RECURSOS
DIDÁCTICOS
GENERALIDADES: VISIÓN DEL MOVIMIENTO
La profunda dislocación social generada a raíz de la liquidación del Antiguo Régimen y su consecuente transición a la sociedad liberal y burguesa abrió a partir del segundo tercio del siglo XIX una crisis generalizada de los valores tradicionales, que afectó de forma directa a la filosofía ilustrada y, más concretamente, en el terreno literario y artístico, a la estética neoclásica o clasicista. Su ideal, la consecución rigurosa y metódica del decoro, será a partir de este momento desplazado por las nuevas propuestas románticas.

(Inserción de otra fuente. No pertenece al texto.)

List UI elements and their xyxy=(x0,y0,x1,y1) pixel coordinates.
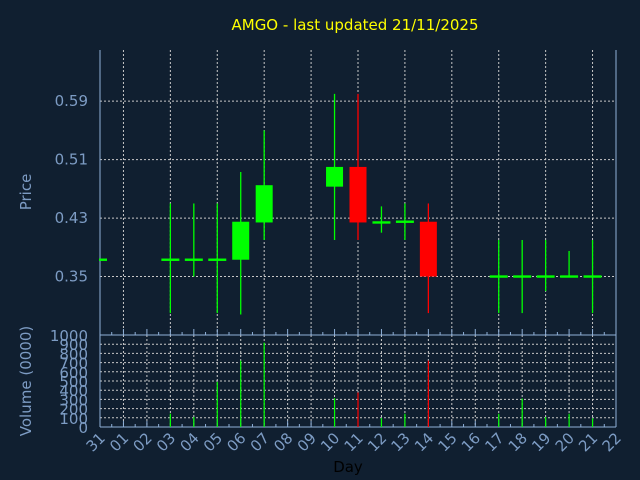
candle-body xyxy=(489,275,508,278)
candle-body xyxy=(184,258,203,261)
volume-tick-label: 0 xyxy=(78,419,88,437)
volume-bars xyxy=(169,342,594,427)
volume-tick-label: 500 xyxy=(59,373,88,391)
candle-body xyxy=(583,275,602,278)
candle-body xyxy=(560,275,579,278)
day-tick-label: 16 xyxy=(458,429,484,455)
candle-body xyxy=(326,166,344,187)
candle-body xyxy=(99,258,107,261)
tick-labels: 0.350.430.510.59310102030405060708091011… xyxy=(50,92,625,455)
candle-body xyxy=(255,185,273,223)
candle-body xyxy=(395,220,414,223)
day-tick-label: 19 xyxy=(528,429,554,455)
volume-tick-label: 200 xyxy=(59,401,88,419)
chart-title: AMGO - last updated 21/11/2025 xyxy=(231,16,478,34)
day-tick-label: 18 xyxy=(505,429,531,455)
price-tick-label: 0.35 xyxy=(55,268,88,286)
day-tick-label: 13 xyxy=(388,429,414,455)
volume-tick-label: 900 xyxy=(59,336,88,354)
day-tick-label: 08 xyxy=(270,429,296,455)
candle-body xyxy=(536,275,555,278)
volume-tick-label: 1000 xyxy=(50,327,88,345)
price-tick-label: 0.51 xyxy=(55,151,88,169)
day-tick-label: 20 xyxy=(552,429,578,455)
axes xyxy=(99,50,617,428)
candle-body xyxy=(232,221,250,260)
candles xyxy=(99,93,602,315)
candle-body xyxy=(161,258,180,261)
candle-body xyxy=(208,258,227,261)
x-axis-label: Day xyxy=(333,458,363,476)
candle-body xyxy=(419,221,437,277)
day-tick-label: 10 xyxy=(317,429,343,455)
volume-tick-label: 700 xyxy=(59,355,88,373)
day-tick-label: 22 xyxy=(599,429,625,455)
candle-body xyxy=(513,275,532,278)
volume-tick-label: 600 xyxy=(59,364,88,382)
day-tick-label: 14 xyxy=(411,429,437,455)
volume-tick-label: 300 xyxy=(59,391,88,409)
candle-body xyxy=(349,166,367,223)
day-tick-label: 01 xyxy=(106,429,132,455)
volume-tick-label: 800 xyxy=(59,345,88,363)
day-tick-label: 09 xyxy=(294,429,320,455)
day-tick-label: 21 xyxy=(575,429,601,455)
day-tick-label: 12 xyxy=(364,429,390,455)
volume-tick-label: 100 xyxy=(59,410,88,428)
day-tick-label: 07 xyxy=(247,429,273,455)
day-tick-label: 05 xyxy=(200,429,226,455)
day-tick-label: 04 xyxy=(176,429,202,455)
price-axis-label: Price xyxy=(17,174,35,211)
day-tick-label: 06 xyxy=(223,429,249,455)
day-tick-label: 02 xyxy=(130,429,156,455)
price-tick-label: 0.43 xyxy=(55,209,88,227)
price-tick-label: 0.59 xyxy=(55,92,88,110)
day-tick-label: 15 xyxy=(434,429,460,455)
day-tick-label: 17 xyxy=(481,429,507,455)
day-tick-label: 11 xyxy=(341,429,367,455)
candle-body xyxy=(372,221,391,224)
volume-axis-label: Volume (0000) xyxy=(17,326,35,436)
day-tick-label: 03 xyxy=(153,429,179,455)
volume-tick-label: 400 xyxy=(59,382,88,400)
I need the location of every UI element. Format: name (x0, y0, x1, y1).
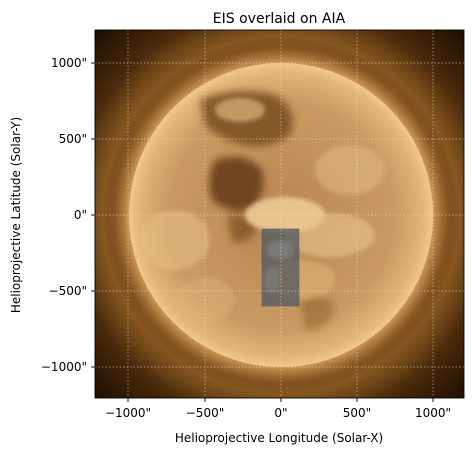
x-tick-label: −1000" (105, 406, 151, 420)
y-axis: 1000" 500" 0" −500" −1000" Helioprojecti… (9, 56, 95, 374)
y-tick-label: 500" (59, 132, 87, 146)
y-axis-label: Helioprojective Latitude (Solar-Y) (9, 117, 23, 313)
y-tick-label: −1000" (41, 360, 87, 374)
x-tick-label: 500" (343, 406, 371, 420)
eis-overlay (261, 228, 300, 307)
x-tick-label: −500" (186, 406, 224, 420)
y-tick-label: −500" (49, 284, 87, 298)
x-axis: −1000" −500" 0" 500" 1000" Helioprojecti… (105, 398, 451, 445)
axes-frame (94, 29, 465, 399)
y-tick-label: 1000" (51, 56, 87, 70)
aia-image (95, 30, 464, 398)
x-tick-label: 1000" (415, 406, 451, 420)
x-axis-label: Helioprojective Longitude (Solar-X) (175, 431, 383, 445)
x-tick-label: 0" (274, 406, 287, 420)
chart-title: EIS overlaid on AIA (213, 11, 346, 27)
y-tick-label: 0" (74, 208, 87, 222)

No obstante, la misma naturaleza multiforme, cuando no paradójica, de esta transición ha impedido alcanzar entre los críticos acuerdos generales sobre los contenidos fundamentales del Romanticismo hispánico más allá de su acendrado nacionalismo a la búsqueda de la recuperación de los valores cristianos y, en general, de los de la Edad Media. Superada la visión de algunos autores, con E. Allison Peers a la cabeza, sobre la naturaleza esencialmente romántica de España, manifestada en la dramaturgia del Siglo de Oro, en ciertos autores del siglo XVIII, que enlazaban con los autores de la centuria siguiente, también las interpretaciones de Á. del Río, para quien la heterodoxia romántica nunca pudo arraigar en la católica España, han acabado siendo desplazadas desde los años setenta del pasado siglo por posturas más sociológicas, que intentan ligar la evolución de las ideas estéticas con los grandes transformaciones históricas a que asiste todo el siglo XIX. Dentro de esta línea argumental, tras un primer momento, en que la recepción del Romanticismo en España fue tomado como un fenómeno fundamentalmente rupturista ligado al liberalismo -tal era la idea de R. Navas Ruiz por ejemplo-, en los últimos años algunos investigadores, como P. Sebold, han pasado a incidir en la continuidad del movimiento romántico con los precedentes neoclásicos, mientras otros, caso de D. Flitter o J. Hernando, señalaban la importancia de sus componentes conservadores.
Denominación
Derivado del inglés romantik, el término romántico aparece por primera vez en España en 1821, inserto en un artículo de Alberto Lista publicado en las páginas de El Censor. Su uso, no obstante, converge con otros términos, como el de osiánico, alusivo a Ossián, el legendario bardo escocés, y también al de romancesco, referido a cualquier ficción inverosímil y, por tanto, ajena a las ficciones verídicas que caracterizaban lo novelesco. Romancesco era equivalente sobre todo a todo lo relacionado con los romances épicos de caballería y, más concretamente, al conjunto de emociones que despertaba la novela histórica neomedieval del momento.
Cronología
Preromanticismo (1770-1800)
Aunque estudiosos como Sebold defienden el carácter romántico de la sensibilidad de determinados autores de finales del siglo XVIII, como Cadalso, Jovellanos, Meléndez Valdés o Cienfuegos, la significación que parece corresponder a estos autores es la de precursores inmediatos del romanticismo a partir de las coordenadas de cierto neoclasicismo no académico.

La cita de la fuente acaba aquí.